Idea for a local brew: Thunderbolt's Bock.


----------



## Bribie G (12/11/16)

Couple of schooners today of New England Pale Ale at the Crown Hotel Glen Innes.
Pretty standard APA but still the best beer in the pub.


----------



## Bribie G (21/3/17)

When is the best time to visit New England for the Autumn foliage? Following the trip in November I'm keen to get back down there and also have a crack at the Brewery by staying in Uralla, also the new Armidale brewery.

Apparently the leaves are a bit late this year, they've already had their Autumn festival but not too much on show at the moment.

Mid to late April, so I can fit in the Grafton Comp as well??


----------



## earle (21/3/17)

Got any link for the new Armidale brewery Bribie?


----------



## Bribie G (21/3/17)

I just had a Google around, and I think they are still building it. However there's a craft beer pub in Armidale now The Welders Dog, worth a look in. Last time I was in Armidale the most exciting thing was James Squire.


----------



## pcqypcqy (21/3/17)

Bribie G said:


> I just had a Google around, and I think they are still building it. However there's a craft beer pub in Armidale now The Welders Dog, worth a look in. Last time I was in Armidale the most exciting thing was James Squire.


I was living in Tamworth for a bit. Never made it to the Welders Dog, but by all reports it was a decent little craft beer bar with a good rotation of beers.

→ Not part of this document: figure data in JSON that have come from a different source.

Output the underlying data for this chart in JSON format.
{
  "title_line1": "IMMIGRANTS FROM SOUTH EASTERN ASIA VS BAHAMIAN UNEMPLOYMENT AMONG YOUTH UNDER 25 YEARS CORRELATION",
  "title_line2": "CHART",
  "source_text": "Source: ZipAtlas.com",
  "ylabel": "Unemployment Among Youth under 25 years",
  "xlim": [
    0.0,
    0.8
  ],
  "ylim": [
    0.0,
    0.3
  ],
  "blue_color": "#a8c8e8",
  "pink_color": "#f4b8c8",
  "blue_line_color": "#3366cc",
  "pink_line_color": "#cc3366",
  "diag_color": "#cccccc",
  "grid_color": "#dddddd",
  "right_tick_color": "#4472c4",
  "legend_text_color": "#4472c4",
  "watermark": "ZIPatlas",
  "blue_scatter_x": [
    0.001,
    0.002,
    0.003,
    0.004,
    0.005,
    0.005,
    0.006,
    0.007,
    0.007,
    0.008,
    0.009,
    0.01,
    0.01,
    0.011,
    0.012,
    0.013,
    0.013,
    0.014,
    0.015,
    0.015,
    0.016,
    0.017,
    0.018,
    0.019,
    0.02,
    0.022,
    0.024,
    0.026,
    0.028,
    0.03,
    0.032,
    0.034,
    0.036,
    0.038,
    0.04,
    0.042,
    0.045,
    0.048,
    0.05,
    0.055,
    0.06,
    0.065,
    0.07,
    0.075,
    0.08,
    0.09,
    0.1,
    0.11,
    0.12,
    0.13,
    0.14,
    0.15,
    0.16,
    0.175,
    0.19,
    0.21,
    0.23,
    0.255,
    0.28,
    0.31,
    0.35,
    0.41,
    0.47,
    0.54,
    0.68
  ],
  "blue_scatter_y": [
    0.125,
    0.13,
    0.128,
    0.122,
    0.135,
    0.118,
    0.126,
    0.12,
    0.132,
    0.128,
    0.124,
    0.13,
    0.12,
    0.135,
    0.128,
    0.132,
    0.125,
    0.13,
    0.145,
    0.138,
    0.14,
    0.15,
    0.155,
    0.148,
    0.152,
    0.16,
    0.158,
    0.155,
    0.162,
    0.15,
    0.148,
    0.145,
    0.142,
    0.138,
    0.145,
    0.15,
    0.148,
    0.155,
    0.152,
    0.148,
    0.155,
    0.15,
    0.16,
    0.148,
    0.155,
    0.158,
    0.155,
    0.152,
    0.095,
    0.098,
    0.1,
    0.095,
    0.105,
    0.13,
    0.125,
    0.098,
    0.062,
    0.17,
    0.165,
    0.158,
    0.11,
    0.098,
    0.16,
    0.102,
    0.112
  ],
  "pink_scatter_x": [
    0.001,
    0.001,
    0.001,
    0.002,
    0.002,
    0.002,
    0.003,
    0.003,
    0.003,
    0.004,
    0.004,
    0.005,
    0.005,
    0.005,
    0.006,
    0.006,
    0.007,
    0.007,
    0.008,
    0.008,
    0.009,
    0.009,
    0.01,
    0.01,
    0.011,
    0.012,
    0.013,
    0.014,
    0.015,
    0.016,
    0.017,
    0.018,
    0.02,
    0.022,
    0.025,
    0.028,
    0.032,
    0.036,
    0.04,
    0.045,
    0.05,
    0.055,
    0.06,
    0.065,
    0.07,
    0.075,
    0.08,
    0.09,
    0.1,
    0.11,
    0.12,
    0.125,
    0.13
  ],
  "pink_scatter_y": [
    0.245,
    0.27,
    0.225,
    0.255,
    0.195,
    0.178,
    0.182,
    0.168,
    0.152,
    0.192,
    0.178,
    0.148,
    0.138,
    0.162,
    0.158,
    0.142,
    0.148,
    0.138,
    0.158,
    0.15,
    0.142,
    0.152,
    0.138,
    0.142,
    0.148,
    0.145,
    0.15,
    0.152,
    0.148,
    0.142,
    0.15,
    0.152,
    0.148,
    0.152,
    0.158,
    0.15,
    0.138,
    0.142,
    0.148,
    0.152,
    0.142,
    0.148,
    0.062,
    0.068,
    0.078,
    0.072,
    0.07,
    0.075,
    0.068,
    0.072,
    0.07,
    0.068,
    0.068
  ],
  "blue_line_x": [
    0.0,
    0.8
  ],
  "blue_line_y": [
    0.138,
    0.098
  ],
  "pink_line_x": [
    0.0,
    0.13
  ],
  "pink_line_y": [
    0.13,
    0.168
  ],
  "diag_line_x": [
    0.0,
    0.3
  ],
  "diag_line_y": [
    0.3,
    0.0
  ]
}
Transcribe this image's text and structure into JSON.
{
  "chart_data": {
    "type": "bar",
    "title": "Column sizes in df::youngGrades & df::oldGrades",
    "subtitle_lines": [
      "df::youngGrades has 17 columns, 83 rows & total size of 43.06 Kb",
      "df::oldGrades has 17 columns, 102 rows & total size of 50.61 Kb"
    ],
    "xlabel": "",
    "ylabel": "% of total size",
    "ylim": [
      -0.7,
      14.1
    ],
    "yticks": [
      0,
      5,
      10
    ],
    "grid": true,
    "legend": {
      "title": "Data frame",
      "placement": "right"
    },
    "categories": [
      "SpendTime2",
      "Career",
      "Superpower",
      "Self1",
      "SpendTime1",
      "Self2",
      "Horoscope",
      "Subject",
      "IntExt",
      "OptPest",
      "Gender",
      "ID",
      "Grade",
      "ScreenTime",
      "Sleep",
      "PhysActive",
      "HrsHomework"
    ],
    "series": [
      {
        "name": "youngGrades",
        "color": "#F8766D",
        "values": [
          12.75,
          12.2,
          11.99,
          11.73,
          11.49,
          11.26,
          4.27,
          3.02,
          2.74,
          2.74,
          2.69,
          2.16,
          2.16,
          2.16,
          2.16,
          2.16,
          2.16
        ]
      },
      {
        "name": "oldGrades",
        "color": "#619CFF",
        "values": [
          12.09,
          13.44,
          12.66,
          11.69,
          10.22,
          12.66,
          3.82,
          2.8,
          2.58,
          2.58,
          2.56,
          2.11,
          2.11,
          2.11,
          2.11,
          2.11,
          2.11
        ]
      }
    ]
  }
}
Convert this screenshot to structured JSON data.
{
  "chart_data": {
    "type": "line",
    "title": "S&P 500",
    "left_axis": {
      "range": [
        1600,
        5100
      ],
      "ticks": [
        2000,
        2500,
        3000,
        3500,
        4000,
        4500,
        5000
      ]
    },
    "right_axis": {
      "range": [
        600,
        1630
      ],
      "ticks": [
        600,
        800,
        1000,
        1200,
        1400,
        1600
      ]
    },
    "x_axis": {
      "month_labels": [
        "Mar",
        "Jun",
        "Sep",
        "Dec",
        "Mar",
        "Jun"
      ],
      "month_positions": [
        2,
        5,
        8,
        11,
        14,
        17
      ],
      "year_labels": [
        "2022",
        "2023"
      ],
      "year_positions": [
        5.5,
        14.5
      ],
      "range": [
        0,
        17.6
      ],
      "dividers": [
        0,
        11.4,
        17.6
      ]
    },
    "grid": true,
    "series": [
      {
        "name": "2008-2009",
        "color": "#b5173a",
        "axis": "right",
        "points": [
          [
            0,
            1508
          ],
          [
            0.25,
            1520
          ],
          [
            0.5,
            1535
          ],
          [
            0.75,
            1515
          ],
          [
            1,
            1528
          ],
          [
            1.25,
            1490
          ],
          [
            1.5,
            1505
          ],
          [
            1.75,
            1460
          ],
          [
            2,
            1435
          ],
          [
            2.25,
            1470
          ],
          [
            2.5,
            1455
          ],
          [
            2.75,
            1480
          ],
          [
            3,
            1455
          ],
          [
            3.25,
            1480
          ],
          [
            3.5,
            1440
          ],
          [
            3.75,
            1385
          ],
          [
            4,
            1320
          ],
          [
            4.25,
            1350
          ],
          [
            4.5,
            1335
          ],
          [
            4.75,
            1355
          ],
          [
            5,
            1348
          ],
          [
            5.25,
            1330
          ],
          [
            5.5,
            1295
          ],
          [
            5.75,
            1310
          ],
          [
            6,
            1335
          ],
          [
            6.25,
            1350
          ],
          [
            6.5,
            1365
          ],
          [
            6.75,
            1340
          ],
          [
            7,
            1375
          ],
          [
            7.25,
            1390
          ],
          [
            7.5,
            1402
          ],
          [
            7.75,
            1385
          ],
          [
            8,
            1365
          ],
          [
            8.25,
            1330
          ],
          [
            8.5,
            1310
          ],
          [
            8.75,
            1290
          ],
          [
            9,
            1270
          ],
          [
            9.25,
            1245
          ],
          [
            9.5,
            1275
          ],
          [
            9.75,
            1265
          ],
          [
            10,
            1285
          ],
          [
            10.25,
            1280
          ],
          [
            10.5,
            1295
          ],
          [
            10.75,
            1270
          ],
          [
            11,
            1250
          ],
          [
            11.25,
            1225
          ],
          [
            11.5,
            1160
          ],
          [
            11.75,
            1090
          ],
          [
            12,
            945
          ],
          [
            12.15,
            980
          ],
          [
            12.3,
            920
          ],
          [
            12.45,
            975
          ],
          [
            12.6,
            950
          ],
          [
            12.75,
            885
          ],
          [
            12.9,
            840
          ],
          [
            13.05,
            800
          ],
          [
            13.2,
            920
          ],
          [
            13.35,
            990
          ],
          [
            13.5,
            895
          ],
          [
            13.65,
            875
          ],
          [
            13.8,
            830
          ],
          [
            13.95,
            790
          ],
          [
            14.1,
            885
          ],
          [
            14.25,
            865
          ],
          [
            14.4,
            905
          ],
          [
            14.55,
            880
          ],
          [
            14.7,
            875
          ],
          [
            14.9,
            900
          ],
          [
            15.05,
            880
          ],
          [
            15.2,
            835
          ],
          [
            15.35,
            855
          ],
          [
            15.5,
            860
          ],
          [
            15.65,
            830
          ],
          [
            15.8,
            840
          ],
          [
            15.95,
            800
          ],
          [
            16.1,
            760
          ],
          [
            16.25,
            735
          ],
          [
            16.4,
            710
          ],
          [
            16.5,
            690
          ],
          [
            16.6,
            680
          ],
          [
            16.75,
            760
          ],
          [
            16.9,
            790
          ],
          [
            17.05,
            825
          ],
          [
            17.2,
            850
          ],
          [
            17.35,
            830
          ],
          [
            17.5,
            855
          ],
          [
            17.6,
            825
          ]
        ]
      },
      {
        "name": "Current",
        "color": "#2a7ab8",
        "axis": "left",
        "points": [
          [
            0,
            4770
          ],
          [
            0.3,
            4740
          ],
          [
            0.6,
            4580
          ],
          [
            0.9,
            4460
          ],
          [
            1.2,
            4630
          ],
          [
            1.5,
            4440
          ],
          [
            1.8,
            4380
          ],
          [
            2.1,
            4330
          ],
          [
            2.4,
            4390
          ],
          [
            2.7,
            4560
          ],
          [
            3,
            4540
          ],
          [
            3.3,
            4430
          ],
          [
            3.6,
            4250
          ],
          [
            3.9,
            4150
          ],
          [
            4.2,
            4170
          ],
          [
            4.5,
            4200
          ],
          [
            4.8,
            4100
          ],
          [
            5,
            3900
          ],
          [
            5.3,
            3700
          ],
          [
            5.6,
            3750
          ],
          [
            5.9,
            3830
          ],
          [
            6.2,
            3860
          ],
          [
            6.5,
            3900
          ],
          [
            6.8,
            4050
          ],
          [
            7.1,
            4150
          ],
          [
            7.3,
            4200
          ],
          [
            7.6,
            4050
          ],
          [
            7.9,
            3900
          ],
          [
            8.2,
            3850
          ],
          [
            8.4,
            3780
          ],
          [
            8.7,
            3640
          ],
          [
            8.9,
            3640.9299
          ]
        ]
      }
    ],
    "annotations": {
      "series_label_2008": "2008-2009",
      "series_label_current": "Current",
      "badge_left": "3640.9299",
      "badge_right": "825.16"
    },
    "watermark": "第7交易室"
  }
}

I quite liked the New England brewery, particularly the Frederick IPA. They do a decent job of marketing their beers so they're available in quite a few places around the traps, including Sydney and Brisbane.


----------



## Ducatiboy stu (21/3/17)

Bribie G said:


> When is the best time to visit New England for the Autumn foliage?


In Autumn


----------



## good4whatAlesU (21/3/17)

Popped into the Uralla brewery on a trip back from Griffith once. 

To be honest the beer didn't grab me as anything special. I think I recall asking about the dark beer "how long do you age your dark beer" and they said something like just a few weeks like all the other beers .. it tasted a little green to me. Was a bit disappointed but would be happy to try it again for a second take.


----------



## fungrel (21/3/17)

The old man used to sell his wool in the same building before it was changed to the brewery. Top Pub next door puts on a good feed. 

When I was up in Jan, they had just bought more capacity and had a lager on tap which was promising. They have always messed with specialty beers that primarily use mixed and single Belgian yeast strains ever since they opened, their bigger beers age well and are quite unique.


----------



## Bribie G (21/3/17)

Ducatiboy stu said:


> In Autumn


Ah, yes, The Autumn leaves fell down in that September, that September in the Rain.

edit: well, got that dead wrong.

Try; The leaves of brown came tumbling down,
Remember, in September, in the rain.

Sorry Frank, can stop spinning in grave now.


----------